Nazm believes that Ghalib means to say that the companions disputed or cast doubt upon the effect of weeping. Thus he accuses Ghalib of having misused a common idiom in an obscure, almost incomprehensible way, because such a negative meaning could easily and colloquially have been achieved through kalaam karnaa , but can't be achieved through taqriir karnaa with anything like the same strength or legitimacy.

Bekhud Mohani (supported by Bekhud Dihlavi) is convinced that Ghalib means to say that the companions defended or affirmed the effect of weeping. Thus he finds Nazm's whole approach wrongheaded: the reason the poet didn't say kalaam was that he didn't mean kalaam , in its idiomatic negative sense; why should he be reproached for tampering with an idiom that he never meant to use in the first place?

But what the companions really did was converse, discuss, or speechify 'about' or 'on'-- literally 'in' [me;N]-- the subject of the effect of weeping. Surely it's not by accident that Ghalib hasn't specified exactly what they said about it. All we know is that they enjoyed their discussion (they were 'fine with' it-- or it was 'very well for them')-- while the lover himself was 'drowned' by it. Nothing in the verse invites Bekhud Dihlavi's and Bekhud Mohani's elaborate scenarios about the companions scoring (or not scoring) debating points in the presence of the beloved (although there's nothing against those scenarios either).

All we are really sure of is the fact of the discussion itself, and its effect on the lover. Perhaps some of the companions maintained that weeping is ineffective and vain-- and the lover's heart sank at the futility and uselessness of his one means of winning the beloved's attention. Others of them argued that weeping can't fail to have an effect-- and the lover's heart sank at the realization that he alone is cursed with uniquely ineffective tears, and that no one understands the true wretchedness of his plight. Or perhaps it was merely the discussion itself-- the light-hearted treatment of a topic so dire, the outflow of casual words going on and on, people laughing and scoring points-- while the lover himself was in the grip of mortal suffering.

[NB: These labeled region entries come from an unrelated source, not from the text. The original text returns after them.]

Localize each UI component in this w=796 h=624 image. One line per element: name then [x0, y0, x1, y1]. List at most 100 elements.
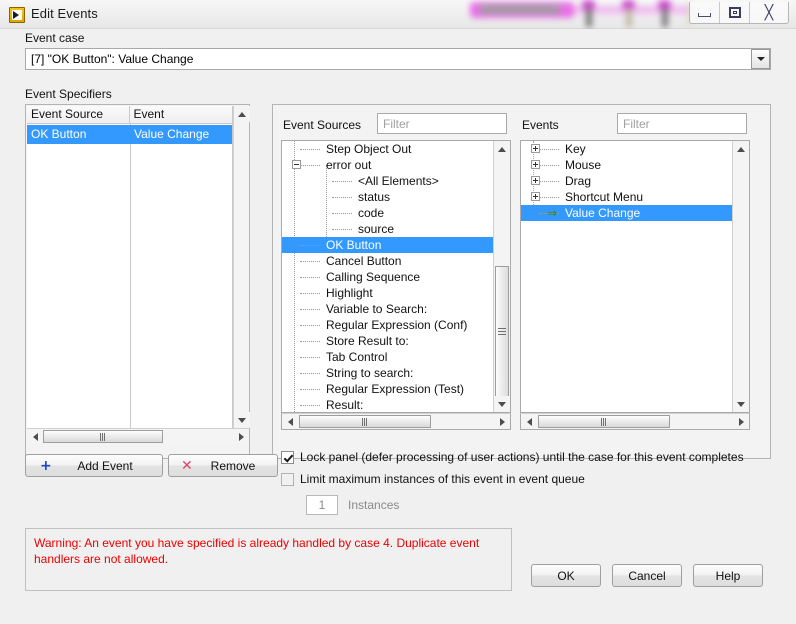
tree-node-label: Calling Sequence: [326, 270, 421, 284]
expand-icon[interactable]: [531, 192, 540, 201]
collapse-icon[interactable]: [292, 160, 301, 169]
tree-connector-line: [332, 181, 352, 182]
tree-node[interactable]: Tab Control: [282, 349, 493, 365]
minimize-button[interactable]: [690, 2, 720, 23]
triangle-down-icon: [238, 417, 246, 423]
event-sources-tree[interactable]: Step Object Out error out <All Elements> st…: [281, 140, 511, 413]
events-tree[interactable]: Key Mouse Drag Shortcut Menu ⇒ Value Change: [520, 140, 750, 413]
tree-node[interactable]: Shortcut Menu: [521, 189, 732, 205]
expand-icon[interactable]: [531, 176, 540, 185]
tree-node[interactable]: Result:: [282, 397, 493, 412]
tree-node[interactable]: Mouse: [521, 157, 732, 173]
tree-node[interactable]: Calling Sequence: [282, 269, 493, 285]
triangle-up-icon: [498, 146, 506, 152]
lock-panel-option[interactable]: Lock panel (defer processing of user act…: [281, 450, 744, 464]
expand-icon[interactable]: [531, 160, 540, 169]
scroll-down-button[interactable]: [494, 396, 510, 412]
triangle-down-icon: [498, 401, 506, 407]
scroll-up-button[interactable]: [234, 106, 250, 122]
horizontal-scroll-thumb[interactable]: [299, 415, 431, 428]
lock-panel-checkbox[interactable]: [281, 450, 294, 464]
scroll-down-button[interactable]: [733, 396, 749, 412]
tree-node[interactable]: Regular Expression (Conf): [282, 317, 493, 333]
instances-input[interactable]: 1: [306, 495, 338, 515]
tree-connector-line: [300, 277, 320, 278]
instances-value: 1: [318, 498, 326, 512]
scroll-up-button[interactable]: [494, 141, 510, 157]
tree-node-label: code: [358, 206, 385, 220]
tree-connector-line: [300, 357, 320, 358]
tree-node[interactable]: Cancel Button: [282, 253, 493, 269]
scroll-up-button[interactable]: [733, 141, 749, 157]
scroll-left-button[interactable]: [282, 414, 298, 429]
tree-node[interactable]: Step Object Out: [282, 141, 493, 157]
events-filter-input[interactable]: Filter: [617, 113, 747, 134]
help-button[interactable]: Help: [693, 564, 763, 587]
lock-panel-label: Lock panel (defer processing of user act…: [300, 450, 744, 464]
tree-node[interactable]: error out: [282, 157, 493, 173]
event-sources-vertical-scrollbar[interactable]: [493, 141, 510, 412]
specifiers-vertical-scrollbar[interactable]: [233, 106, 250, 428]
event-sources-filter-input[interactable]: Filter: [377, 113, 507, 134]
scroll-right-button[interactable]: [233, 429, 249, 444]
specifiers-horizontal-scrollbar[interactable]: [27, 428, 249, 444]
event-sources-filter-placeholder: Filter: [383, 116, 410, 131]
expand-icon[interactable]: [531, 144, 540, 153]
tree-connector-line: [300, 341, 320, 342]
vertical-scroll-thumb[interactable]: [495, 266, 509, 397]
tree-node[interactable]: Regular Expression (Test): [282, 381, 493, 397]
table-cell-event-source: OK Button: [31, 127, 87, 141]
events-vertical-scrollbar[interactable]: [732, 141, 749, 412]
add-event-button[interactable]: + Add Event: [25, 454, 163, 477]
table-row[interactable]: OK Button Value Change: [27, 125, 232, 144]
scroll-left-button[interactable]: [521, 414, 537, 429]
tree-connector-line: [539, 181, 559, 182]
tree-node[interactable]: OK Button: [282, 237, 493, 253]
tree-connector-line: [332, 197, 352, 198]
tree-node[interactable]: <All Elements>: [282, 173, 493, 189]
tree-node[interactable]: Store Result to:: [282, 333, 493, 349]
blurred-background-region: [470, 0, 690, 27]
scroll-right-button[interactable]: [733, 414, 749, 429]
limit-instances-checkbox[interactable]: [281, 472, 294, 486]
scroll-left-button[interactable]: [27, 429, 43, 444]
event-sources-node-list: Step Object Out error out <All Elements> st…: [282, 141, 493, 412]
event-sources-tree-viewport: Step Object Out error out <All Elements> st…: [282, 141, 493, 412]
grip-icon: [600, 417, 608, 426]
scroll-down-button[interactable]: [234, 412, 250, 428]
maximize-button[interactable]: [720, 2, 750, 23]
tree-node-label: status: [358, 190, 391, 204]
tree-node[interactable]: Highlight: [282, 285, 493, 301]
tree-node[interactable]: ⇒ Value Change: [521, 205, 732, 221]
tree-node[interactable]: Key: [521, 141, 732, 157]
tree-node[interactable]: Drag: [521, 173, 732, 189]
horizontal-scroll-thumb[interactable]: [43, 430, 163, 443]
events-horizontal-scrollbar[interactable]: [520, 413, 750, 430]
cancel-button[interactable]: Cancel: [612, 564, 682, 587]
edit-events-dialog: Edit Events ╳ Event case [7] "OK Button"…: [0, 0, 796, 624]
limit-instances-option[interactable]: Limit maximum instances of this event in…: [281, 472, 585, 486]
ok-button[interactable]: OK: [531, 564, 601, 587]
tree-node-label: OK Button: [326, 238, 382, 252]
tree-node[interactable]: code: [282, 205, 493, 221]
title-bar[interactable]: Edit Events ╳: [0, 0, 796, 29]
close-icon: ╳: [764, 4, 774, 21]
event-sources-horizontal-scrollbar[interactable]: [281, 413, 511, 430]
events-node-list: Key Mouse Drag Shortcut Menu ⇒ Value Change: [521, 141, 732, 221]
window-controls: ╳: [689, 2, 789, 24]
close-button[interactable]: ╳: [750, 2, 788, 23]
tree-node[interactable]: Variable to Search:: [282, 301, 493, 317]
tree-node-label: Store Result to:: [326, 334, 409, 348]
tree-node-label: Regular Expression (Conf): [326, 318, 468, 332]
event-case-combobox[interactable]: [7] "OK Button": Value Change: [25, 48, 771, 70]
event-specifiers-table[interactable]: Event Source Event OK Button Value Chang…: [27, 106, 233, 428]
tree-node[interactable]: status: [282, 189, 493, 205]
ok-label: OK: [557, 568, 575, 583]
maximize-icon: [728, 7, 741, 18]
tree-node[interactable]: source: [282, 221, 493, 237]
remove-button[interactable]: ✕ Remove: [168, 454, 278, 477]
horizontal-scroll-thumb[interactable]: [538, 415, 670, 428]
event-case-dropdown-button[interactable]: [751, 49, 770, 69]
scroll-right-button[interactable]: [494, 414, 510, 429]
tree-node[interactable]: String to search:: [282, 365, 493, 381]
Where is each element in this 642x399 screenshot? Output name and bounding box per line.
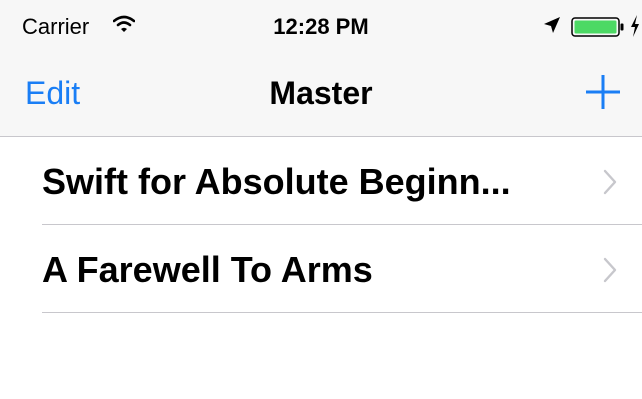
status-bar: Carrier 12:28 PM <box>0 0 642 58</box>
nav-title: Master <box>269 75 373 111</box>
list-item[interactable]: A Farewell To Arms <box>0 225 642 313</box>
master-screen: Carrier 12:28 PM Edit Master Swift for A… <box>0 0 642 399</box>
plus-icon[interactable] <box>583 72 623 112</box>
charging-bolt-icon <box>631 15 639 37</box>
row-separator <box>42 312 642 313</box>
location-arrow-icon <box>544 17 560 33</box>
book-list: Swift for Absolute Beginn... A Farewell … <box>0 137 642 313</box>
chevron-right-icon <box>603 257 617 283</box>
chevron-right-icon <box>603 169 617 195</box>
list-item[interactable]: Swift for Absolute Beginn... <box>0 137 642 225</box>
list-item-label: A Farewell To Arms <box>42 249 373 290</box>
top-bar: Carrier 12:28 PM Edit Master <box>0 0 642 137</box>
navigation-bar: Edit Master <box>0 58 642 137</box>
list-item-label: Swift for Absolute Beginn... <box>42 161 511 202</box>
battery-icon <box>571 17 624 37</box>
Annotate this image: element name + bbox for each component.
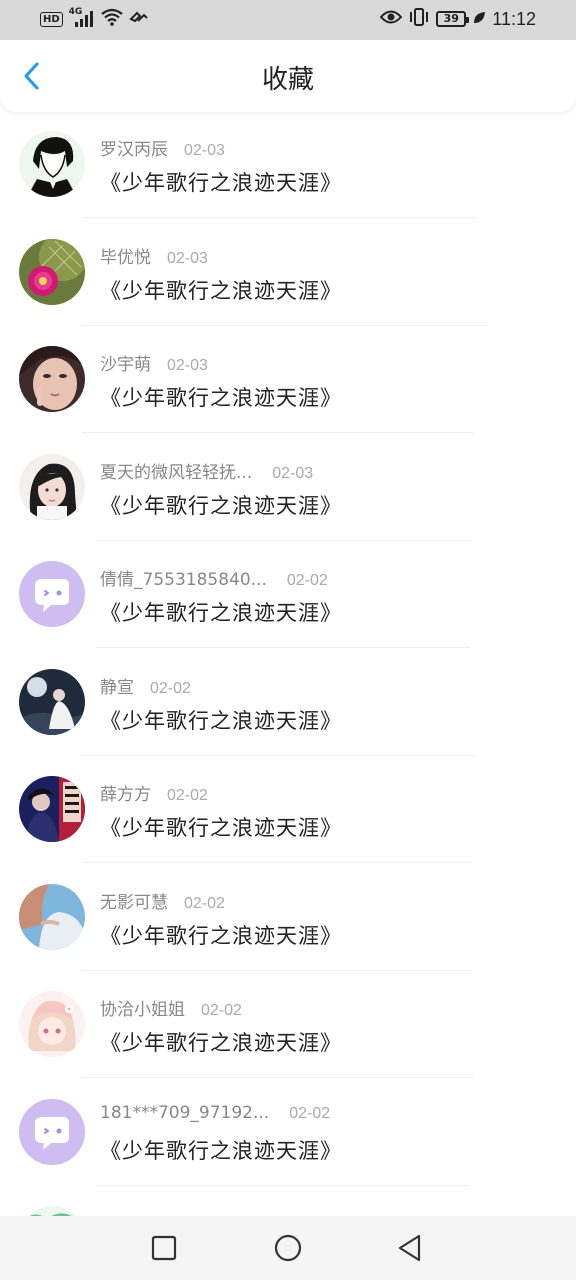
user-name: 薛方方 bbox=[100, 785, 151, 805]
user-name: 沙宇萌 bbox=[100, 355, 151, 375]
list-item[interactable]: 薛方方 02-02 《少年歌行之浪迹天涯》 bbox=[0, 758, 576, 866]
list-item[interactable]: 协洽小姐姐 02-02 《少年歌行之浪迹天涯》 bbox=[0, 973, 576, 1081]
avatar[interactable] bbox=[19, 131, 85, 197]
link-icon bbox=[128, 9, 149, 29]
wifi-icon bbox=[100, 8, 123, 30]
home-button[interactable] bbox=[272, 1232, 304, 1264]
divider bbox=[82, 217, 476, 218]
chat-bubble-icon bbox=[19, 561, 85, 627]
divider bbox=[96, 1184, 470, 1186]
list-item[interactable]: 沙宇萌 02-03 《少年歌行之浪迹天涯》 bbox=[0, 328, 576, 436]
page-title: 收藏 bbox=[261, 65, 314, 95]
timestamp: 02-02 bbox=[289, 1104, 331, 1122]
avatar[interactable] bbox=[19, 991, 85, 1057]
avatar[interactable] bbox=[19, 883, 85, 950]
item-title: 《少年歌行之浪迹天涯》 bbox=[100, 278, 342, 303]
home-icon bbox=[274, 1234, 302, 1262]
list-item[interactable] bbox=[0, 1188, 576, 1216]
vibrate-icon bbox=[408, 8, 430, 30]
battery-level: 39 bbox=[443, 12, 459, 25]
divider bbox=[82, 324, 488, 326]
item-title: 《少年歌行之浪迹天涯》 bbox=[100, 923, 342, 948]
clock: 11:12 bbox=[492, 8, 536, 29]
list-item[interactable]: 无影可慧 02-02 《少年歌行之浪迹天涯》 bbox=[0, 866, 576, 974]
divider bbox=[96, 647, 470, 648]
header-bar: 收藏 bbox=[0, 40, 576, 112]
avatar[interactable] bbox=[19, 776, 85, 842]
divider bbox=[82, 432, 474, 433]
item-title: 《少年歌行之浪迹天涯》 bbox=[100, 386, 342, 410]
status-bar: HD 4G 39 11:12 bbox=[0, 0, 576, 40]
list-item[interactable]: 夏天的微风轻轻抚... 02-03 《少年歌行之浪迹天涯》 bbox=[0, 436, 576, 544]
divider bbox=[96, 539, 470, 541]
list-item[interactable]: 毕优悦 02-03 《少年歌行之浪迹天涯》 bbox=[0, 221, 576, 329]
user-name: 倩倩_7553185840... bbox=[100, 570, 267, 590]
divider bbox=[82, 1077, 474, 1078]
avatar[interactable] bbox=[19, 1206, 85, 1216]
item-title: 《少年歌行之浪迹天涯》 bbox=[100, 708, 342, 733]
avatar[interactable] bbox=[19, 1098, 85, 1165]
item-title: 《少年歌行之浪迹天涯》 bbox=[100, 171, 342, 195]
user-name: 静宣 bbox=[100, 677, 134, 698]
hd-badge: HD bbox=[40, 11, 63, 27]
divider bbox=[82, 969, 472, 971]
timestamp: 02-03 bbox=[167, 357, 208, 374]
item-title: 《少年歌行之浪迹天涯》 bbox=[100, 493, 342, 518]
system-nav-bar bbox=[0, 1216, 576, 1280]
signal-icon: 4G bbox=[69, 7, 95, 28]
list-item[interactable]: 静宣 02-02 《少年歌行之浪迹天涯》 bbox=[0, 651, 576, 759]
item-title: 《少年歌行之浪迹天涯》 bbox=[100, 816, 342, 840]
item-title: 《少年歌行之浪迹天涯》 bbox=[100, 601, 342, 625]
user-name: 毕优悦 bbox=[100, 247, 151, 268]
timestamp: 02-02 bbox=[150, 679, 191, 697]
list-item[interactable]: 倩倩_7553185840... 02-02 《少年歌行之浪迹天涯》 bbox=[0, 543, 576, 651]
timestamp: 02-02 bbox=[184, 894, 225, 912]
divider bbox=[82, 862, 472, 863]
divider bbox=[82, 754, 474, 756]
list-item[interactable]: 181***709_97192... 02-02 《少年歌行之浪迹天涯》 bbox=[0, 1081, 576, 1189]
back-triangle-icon bbox=[398, 1234, 421, 1262]
timestamp: 02-03 bbox=[272, 464, 314, 482]
user-name: 无影可慧 bbox=[100, 892, 168, 913]
timestamp: 02-02 bbox=[201, 1002, 242, 1019]
timestamp: 02-02 bbox=[286, 572, 328, 589]
user-name: 罗汉丙辰 bbox=[100, 140, 168, 160]
recent-apps-button[interactable] bbox=[148, 1232, 180, 1264]
timestamp: 02-02 bbox=[167, 787, 208, 804]
user-name: 夏天的微风轻轻抚... bbox=[100, 462, 253, 483]
recent-apps-icon bbox=[151, 1235, 177, 1261]
item-title: 《少年歌行之浪迹天涯》 bbox=[100, 1031, 342, 1055]
avatar[interactable] bbox=[19, 346, 85, 412]
favorites-list: 罗汉丙辰 02-03 《少年歌行之浪迹天涯》 毕优悦 02-03 《少年歌行之浪… bbox=[0, 113, 576, 1216]
back-nav-button[interactable] bbox=[394, 1232, 426, 1264]
item-title: 《少年歌行之浪迹天涯》 bbox=[100, 1138, 342, 1163]
eye-icon bbox=[379, 9, 403, 29]
timestamp: 02-03 bbox=[184, 142, 225, 159]
leaf-icon bbox=[472, 10, 486, 29]
avatar[interactable] bbox=[19, 668, 85, 735]
avatar[interactable] bbox=[19, 561, 85, 627]
user-name: 协洽小姐姐 bbox=[100, 1000, 185, 1020]
avatar[interactable] bbox=[19, 238, 85, 305]
timestamp: 02-03 bbox=[167, 249, 208, 267]
battery-icon: 39 bbox=[436, 11, 470, 27]
user-name: 181***709_97192... bbox=[100, 1102, 270, 1123]
list-item[interactable]: 罗汉丙辰 02-03 《少年歌行之浪迹天涯》 bbox=[0, 113, 576, 221]
chat-bubble-icon bbox=[19, 1098, 85, 1165]
avatar[interactable] bbox=[19, 453, 85, 520]
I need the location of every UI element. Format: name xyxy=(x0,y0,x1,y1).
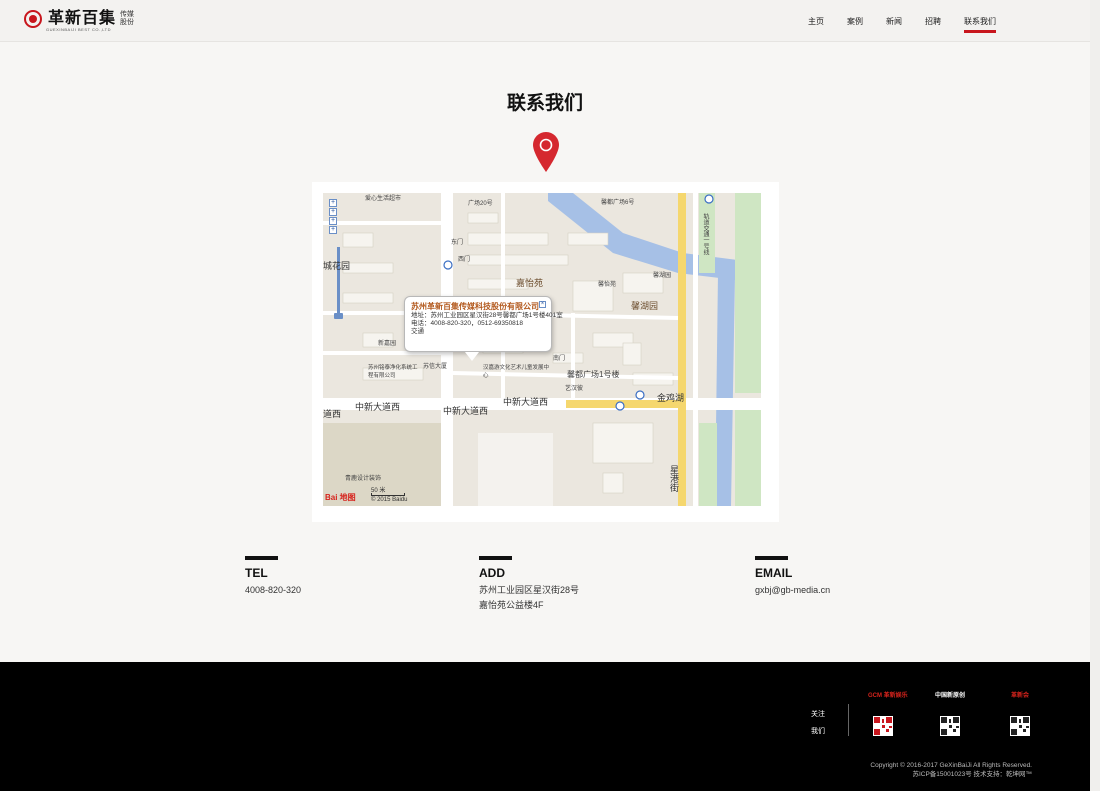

In any case, the result is the same: the discussion, so enjoyable for everybody else, has ultimately ruined or exhausted or, in an elegant bit of wordplay that is surely the origin of the verse, 'drowned' the lover. The lover is 'drowned' by mere discussion of tears-- how vulnerable he must be to the tears themselves! Adding to the wordplay is the reference to the companions as 'breath-sharers' [ham-nafas] and the fact that the root of taqriir is qarr , 'to pour' (Platts p.330) (though I don't know whether this derivation would have sprung readily to mind). The flow or torrent of speech, with its expenditure of 'breath' ('Don't waste your breath!'), is a source of lively pleasure and a sign of vitality to others. But it's something that can 'drown' the lover-- and deprive him of the small amount of 'breath' that he still has left.